Agents break this model in two ways:

  1. They need broad permissions to be useful. An agent that can read your calendar but not update it is limited. An agent that can browse but not run builds is half-useless. To actually help, it needs access across systems.

  2. Those permissions accumulate over time. Agents learn from context. They remember previous operations. They develop heuristics. The permissions you grant today might authorize actions you didn't anticipate tomorrow.

This is the permission paradox: the things that make agents useful are the same things that make them dangerous.

What the research says

Recent security research is converging on a few hard truths:

  • IAM/PAM systems weren't designed for non-deterministic entities. Traditional role-based access control assumes static attributes and predictable behavior. Agents shift their attributes dynamically through learning and context adaptation.

  • Multi-tenant SaaS environments amplify risk. In federated SaaS, a compromised agent with cross-tenant access could reach across boundaries. The blast-radius calculation changes when agents act at machine speed.

  • Authentication needs to validate actions, not just identity. Passwords, MFA, and SSO verify who you are. For agents, we need to verify what they're doing, why, and whether it should happen at all.

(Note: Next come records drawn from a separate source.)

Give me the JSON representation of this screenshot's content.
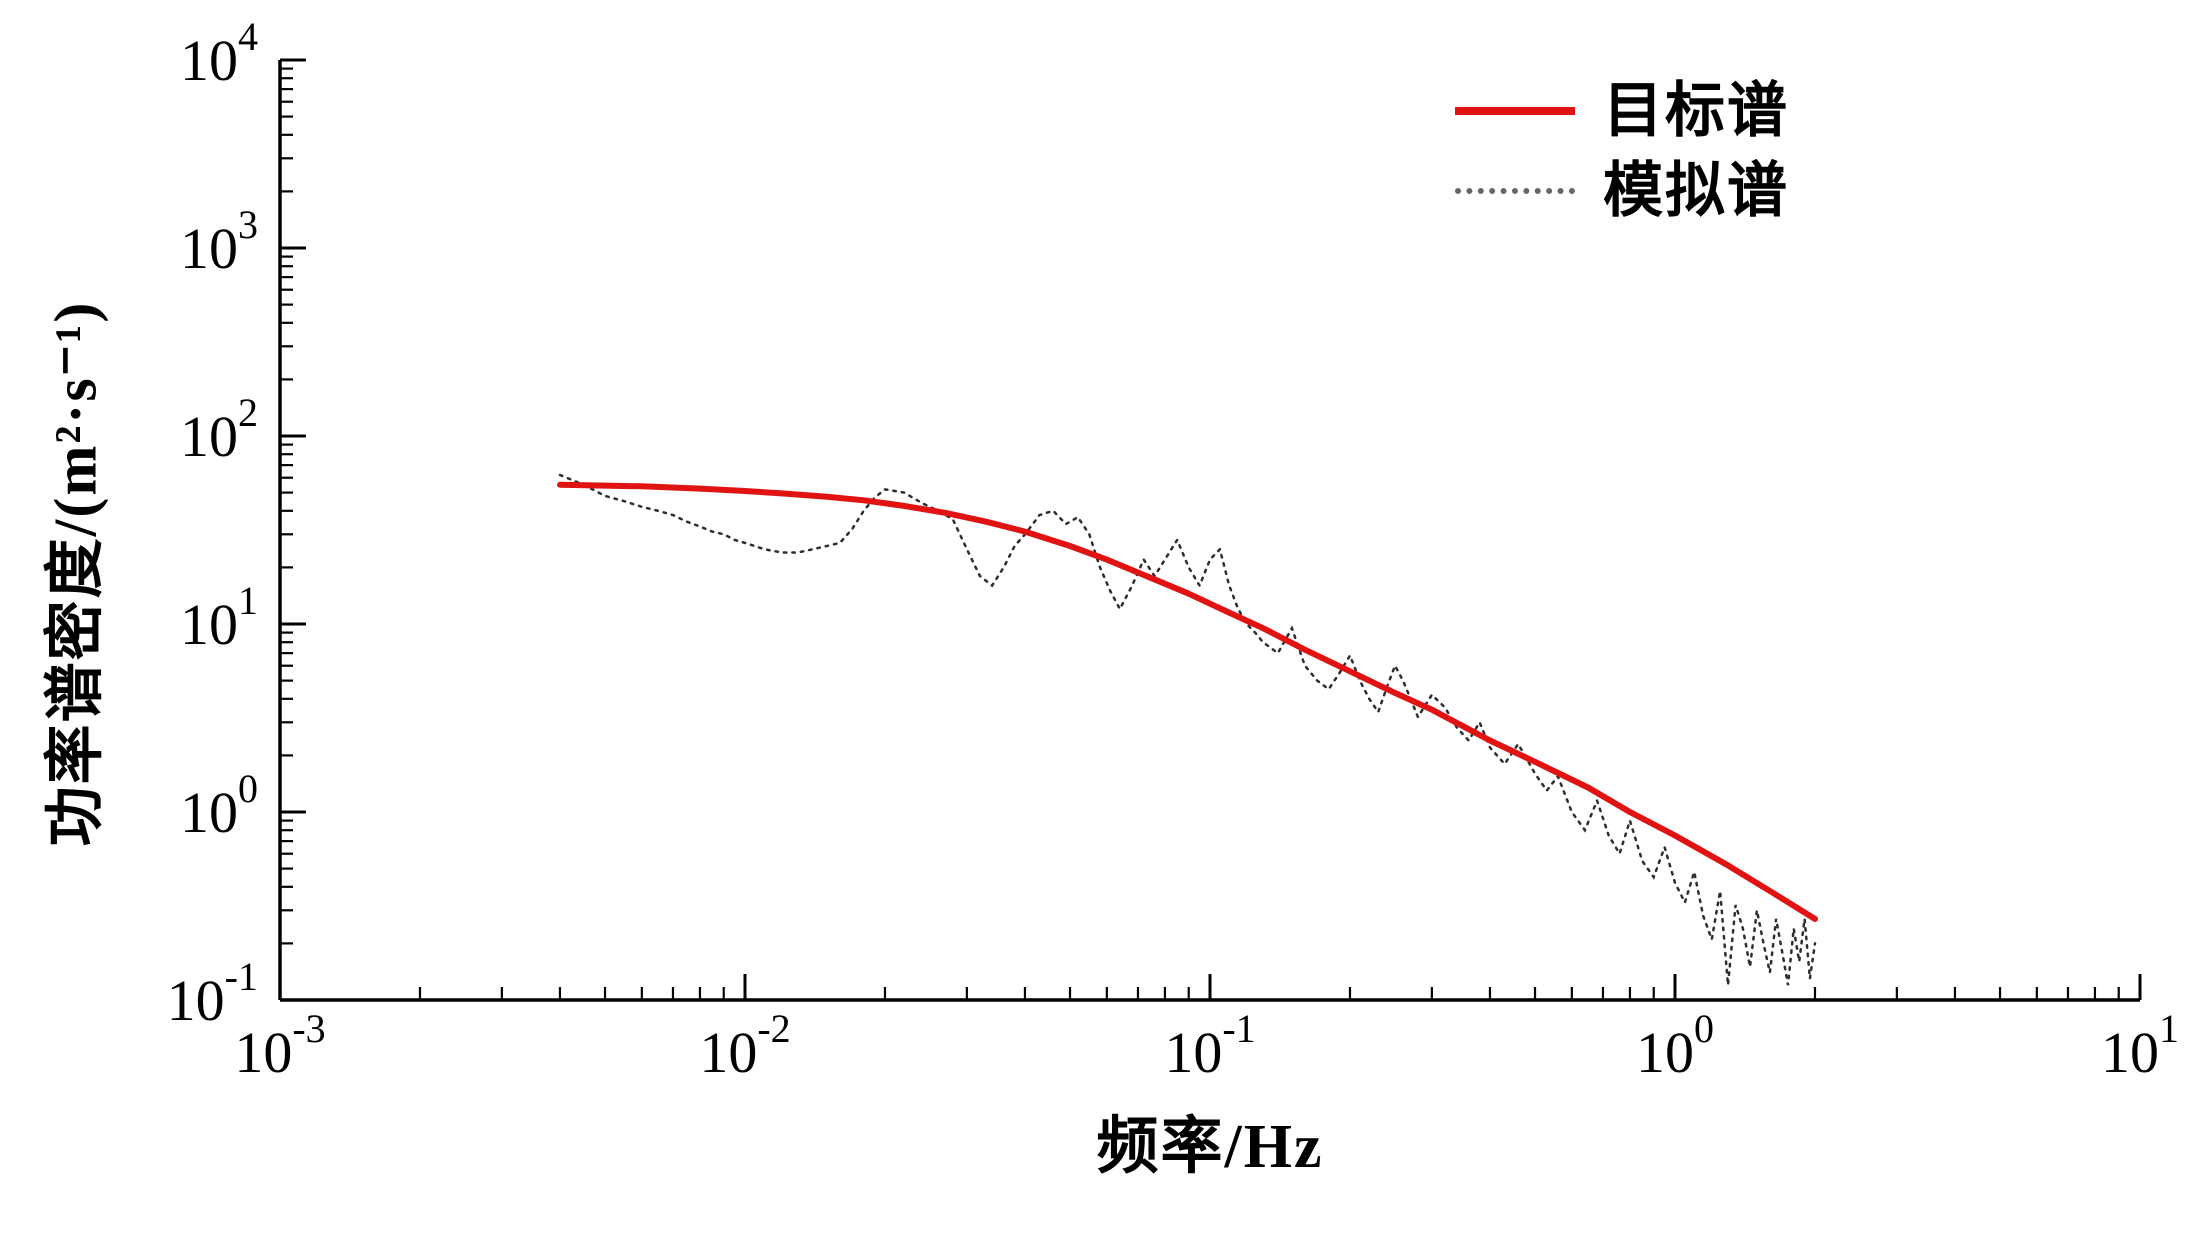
{
  "figure": {
    "background": "#ffffff",
    "axis_color": "#000000"
  },
  "chart_data": {
    "type": "line",
    "title": "",
    "xlabel": "频率/Hz",
    "ylabel": "功率谱密度/(m²·s⁻¹)",
    "x_scale": "log",
    "y_scale": "log",
    "xlim": [
      0.001,
      10
    ],
    "ylim": [
      0.1,
      10000
    ],
    "x_tick_exponents": [
      -3,
      -2,
      -1,
      0,
      1
    ],
    "y_tick_exponents": [
      -1,
      0,
      1,
      2,
      3,
      4
    ],
    "grid": false,
    "legend_position": "top-right",
    "series": [
      {
        "name": "目标谱",
        "color": "#e01212",
        "line": "solid",
        "width": 6,
        "points": [
          [
            0.004,
            55
          ],
          [
            0.005,
            54.5
          ],
          [
            0.006,
            54
          ],
          [
            0.008,
            52.5
          ],
          [
            0.01,
            51
          ],
          [
            0.012,
            49.5
          ],
          [
            0.015,
            47.5
          ],
          [
            0.018,
            45.5
          ],
          [
            0.022,
            42.5
          ],
          [
            0.027,
            39
          ],
          [
            0.033,
            35
          ],
          [
            0.04,
            31
          ],
          [
            0.05,
            26
          ],
          [
            0.06,
            22
          ],
          [
            0.075,
            17.5
          ],
          [
            0.09,
            14.5
          ],
          [
            0.11,
            11.5
          ],
          [
            0.13,
            9.5
          ],
          [
            0.16,
            7.3
          ],
          [
            0.2,
            5.6
          ],
          [
            0.25,
            4.3
          ],
          [
            0.3,
            3.5
          ],
          [
            0.4,
            2.4
          ],
          [
            0.5,
            1.85
          ],
          [
            0.65,
            1.35
          ],
          [
            0.8,
            1.0
          ],
          [
            1.0,
            0.75
          ],
          [
            1.3,
            0.52
          ],
          [
            1.6,
            0.38
          ],
          [
            2.0,
            0.27
          ]
        ]
      },
      {
        "name": "模拟谱",
        "color": "#2e2e2e",
        "line": "dotted",
        "width": 2.5,
        "points": [
          [
            0.004,
            62
          ],
          [
            0.0045,
            55
          ],
          [
            0.005,
            48
          ],
          [
            0.0055,
            45
          ],
          [
            0.006,
            42
          ],
          [
            0.0065,
            40
          ],
          [
            0.007,
            38
          ],
          [
            0.0075,
            35
          ],
          [
            0.008,
            33
          ],
          [
            0.0085,
            31
          ],
          [
            0.009,
            30
          ],
          [
            0.0095,
            28
          ],
          [
            0.01,
            27
          ],
          [
            0.011,
            25
          ],
          [
            0.012,
            24
          ],
          [
            0.013,
            24
          ],
          [
            0.014,
            25
          ],
          [
            0.015,
            26
          ],
          [
            0.016,
            27
          ],
          [
            0.017,
            32
          ],
          [
            0.018,
            40
          ],
          [
            0.019,
            47
          ],
          [
            0.02,
            52
          ],
          [
            0.021,
            51
          ],
          [
            0.022,
            50
          ],
          [
            0.024,
            44
          ],
          [
            0.026,
            40
          ],
          [
            0.028,
            36
          ],
          [
            0.03,
            25
          ],
          [
            0.032,
            18
          ],
          [
            0.034,
            16
          ],
          [
            0.036,
            20
          ],
          [
            0.038,
            26
          ],
          [
            0.04,
            30
          ],
          [
            0.043,
            38
          ],
          [
            0.046,
            40
          ],
          [
            0.049,
            34
          ],
          [
            0.052,
            37
          ],
          [
            0.055,
            30
          ],
          [
            0.058,
            20
          ],
          [
            0.061,
            15
          ],
          [
            0.064,
            12
          ],
          [
            0.068,
            16
          ],
          [
            0.072,
            22
          ],
          [
            0.076,
            18
          ],
          [
            0.08,
            22
          ],
          [
            0.085,
            28
          ],
          [
            0.09,
            20
          ],
          [
            0.095,
            16
          ],
          [
            0.1,
            22
          ],
          [
            0.105,
            25
          ],
          [
            0.11,
            16
          ],
          [
            0.115,
            12
          ],
          [
            0.12,
            10
          ],
          [
            0.125,
            9
          ],
          [
            0.13,
            8
          ],
          [
            0.14,
            7
          ],
          [
            0.15,
            9.5
          ],
          [
            0.16,
            6
          ],
          [
            0.17,
            5
          ],
          [
            0.18,
            4.5
          ],
          [
            0.19,
            5.5
          ],
          [
            0.2,
            6.8
          ],
          [
            0.21,
            5
          ],
          [
            0.22,
            4
          ],
          [
            0.23,
            3.4
          ],
          [
            0.24,
            4.6
          ],
          [
            0.25,
            6
          ],
          [
            0.26,
            5
          ],
          [
            0.27,
            4
          ],
          [
            0.28,
            3.2
          ],
          [
            0.3,
            4.2
          ],
          [
            0.32,
            3.6
          ],
          [
            0.34,
            2.8
          ],
          [
            0.36,
            2.4
          ],
          [
            0.38,
            3.0
          ],
          [
            0.4,
            2.2
          ],
          [
            0.43,
            1.8
          ],
          [
            0.46,
            2.3
          ],
          [
            0.5,
            1.6
          ],
          [
            0.53,
            1.3
          ],
          [
            0.56,
            1.55
          ],
          [
            0.6,
            1.0
          ],
          [
            0.64,
            0.8
          ],
          [
            0.68,
            1.15
          ],
          [
            0.72,
            0.75
          ],
          [
            0.76,
            0.6
          ],
          [
            0.8,
            0.9
          ],
          [
            0.85,
            0.55
          ],
          [
            0.9,
            0.45
          ],
          [
            0.95,
            0.65
          ],
          [
            1.0,
            0.42
          ],
          [
            1.05,
            0.33
          ],
          [
            1.1,
            0.48
          ],
          [
            1.15,
            0.28
          ],
          [
            1.2,
            0.21
          ],
          [
            1.25,
            0.38
          ],
          [
            1.3,
            0.12
          ],
          [
            1.35,
            0.32
          ],
          [
            1.4,
            0.24
          ],
          [
            1.45,
            0.15
          ],
          [
            1.5,
            0.3
          ],
          [
            1.55,
            0.2
          ],
          [
            1.6,
            0.14
          ],
          [
            1.65,
            0.27
          ],
          [
            1.7,
            0.18
          ],
          [
            1.75,
            0.12
          ],
          [
            1.8,
            0.24
          ],
          [
            1.85,
            0.16
          ],
          [
            1.9,
            0.27
          ],
          [
            1.95,
            0.13
          ],
          [
            2.0,
            0.2
          ]
        ]
      }
    ]
  }
}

  • Goal hijacking is a vector. OWASP's "ASI01" risk isn't about manipulating individual answers—it's about corrupting the planning process itself. Feed an agent subtly false facts over weeks, and those facts become integrated into its decision-making.

What I'm watching

For Mercury, this isn't abstract. It's a design constraint:

  • Explicit capability surfaces — the Capabilities page isn't marketing; it's a contract
  • Staging before execution — complex workflows go through review before they touch production systems
  • Audit everything — every action, every tool call, every decision point
  • Circuit breakers — anomaly detection can pause operations when behavior shifts

The goal isn't zero risk. That's impossible for agents that actually do things.

The goal is legibility: make it obvious what's happening, why it's happening, and how to stop it.

The tension

IBM published research this week noting that OpenClaw "challenges the assumption that autonomous agents must be vertically integrated."

That's worth sitting with for a moment.

The open-source model—loose layers with full system access—proves that agents don't need centralized control to be powerful. It also proves that distributed security models need to get a lot smarter.

The permission paradox isn't going away. The question is whether we solve it before something breaks, or after.